Finally a London-shot film that doesn't feature gangsters, stolen money, and hard drugs
one would think that's all that happens in the capital. Last Orders doesn't portray London as a more pleasant or beautiful place, it just shows it how it is. The movie's emphasis is more on personality, the ordinary stories of ordinary people, those that, when told with poise and charm, are so much more interesting and we find they are, in fact, extraordinary .
The film is an adaptation of Graham Swift's Booker Prize-winning novel and switches fluidly between the past and present. Michael Caine is Jack Dodds, a butcher and regular barstool warmer down the Coach & Horses. Jack has died and his three mates and son Vince (played by Ray Winstone) set off to complete his dying request - that his ashes be scattered off Margate Pier.
Jack's whole life and character emerge throughout the film, as do the lives of his three friends (Courtney, Hoskins and Hemmings), Vince and his wife Amy (Helen Mirren).
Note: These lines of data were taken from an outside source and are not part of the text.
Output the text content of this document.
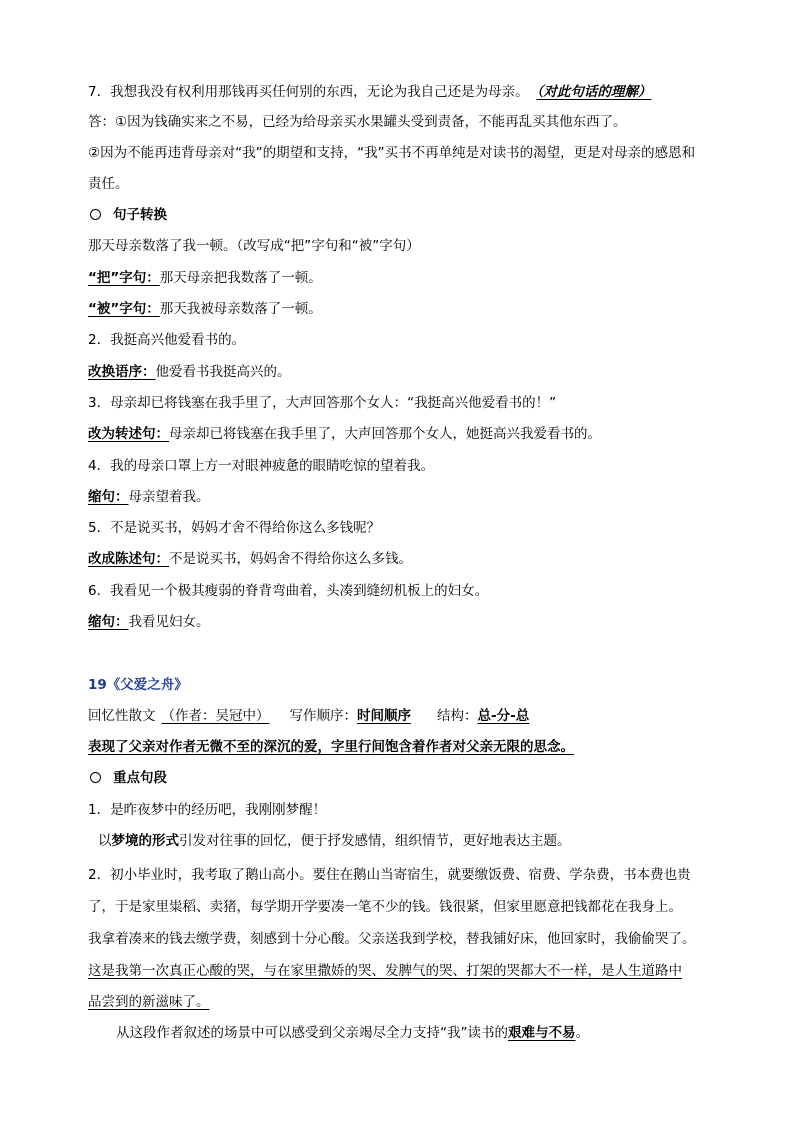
7．我想我没有权利用那钱再买任何别的东西，无论为我自己还是为母亲。 （对此句话的理解）
答：①因为钱确实来之不易，已经为给母亲买水果罐头受到责备，不能再乱买其他东西了。
②因为不能再违背母亲对“我”的期望和支持，“我”买书不再单纯是对读书的渴望，更是对母亲的感恩和
责任。
句子转换
那天母亲数落了我一顿。（改写成“把”字句和“被”字句）
“把”字句：那天母亲把我数落了一顿。
“被”字句：那天我被母亲数落了一顿。
2．我挺高兴他爱看书的。
改换语序：他爱看书我挺高兴的。
3．母亲却已将钱塞在我手里了，大声回答那个女人：“我挺高兴他爱看书的！”
改为转述句：母亲却已将钱塞在我手里了，大声回答那个女人，她挺高兴我爱看书的。
4．我的母亲口罩上方一对眼神疲惫的眼睛吃惊的望着我。
缩句：母亲望着我。
5．不是说买书，妈妈才舍不得给你这么多钱呢？
改成陈述句：不是说买书，妈妈舍不得给你这么多钱。
6．我看见一个极其瘦弱的脊背弯曲着，头凑到缝纫机板上的妇女。
缩句：我看见妇女。
19《父爱之舟》
回忆性散文 （作者：吴冠中） 写作顺序：时间顺序 结构：总-分-总
表现了父亲对作者无微不至的深沉的爱，字里行间饱含着作者对父亲无限的思念。
重点句段
1．是昨夜梦中的经历吧，我刚刚梦醒！
以梦境的形式引发对往事的回忆，便于抒发感情，组织情节，更好地表达主题。
2．初小毕业时，我考取了鹅山高小。要住在鹅山当寄宿生，就要缴饭费、宿费、学杂费，书本费也贵
了，于是家里粜稻、卖猪，每学期开学要凑一笔不少的钱。钱很紧，但家里愿意把钱都花在我身上。
我拿着凑来的钱去缴学费，刻感到十分心酸。父亲送我到学校，替我铺好床，他回家时，我偷偷哭了。
这是我第一次真正心酸的哭，与在家里撒娇的哭、发脾气的哭、打架的哭都大不一样，是人生道路中
品尝到的新滋味了。
从这段作者叙述的场景中可以感受到父亲竭尽全力支持“我”读书的艰难与不易。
We see the ups and downs and the paths taken to get them all where they are today, although the period of only one day passes in the present.
Fred Schepisi returns to the clever character-driven script that earned him his reputation in 1993's Six Degrees of Separation, and the unforgettable Roxanne with Steve Martin. An Australian directing a bunch of South Londoners might seem quite odd but, as Helen Mirren remarked, it's the kind of film that needed someone removed from the place to really get a clear view and a fresh take.
Last Orders had me laughing heartily and crying like I haven't cried in a film for a very long time. The whole cast puts in a wonderful performance, but Helen Mirren especially shines as the dutiful but disregarded Amy. This is a film whose memory will stay with me a long while.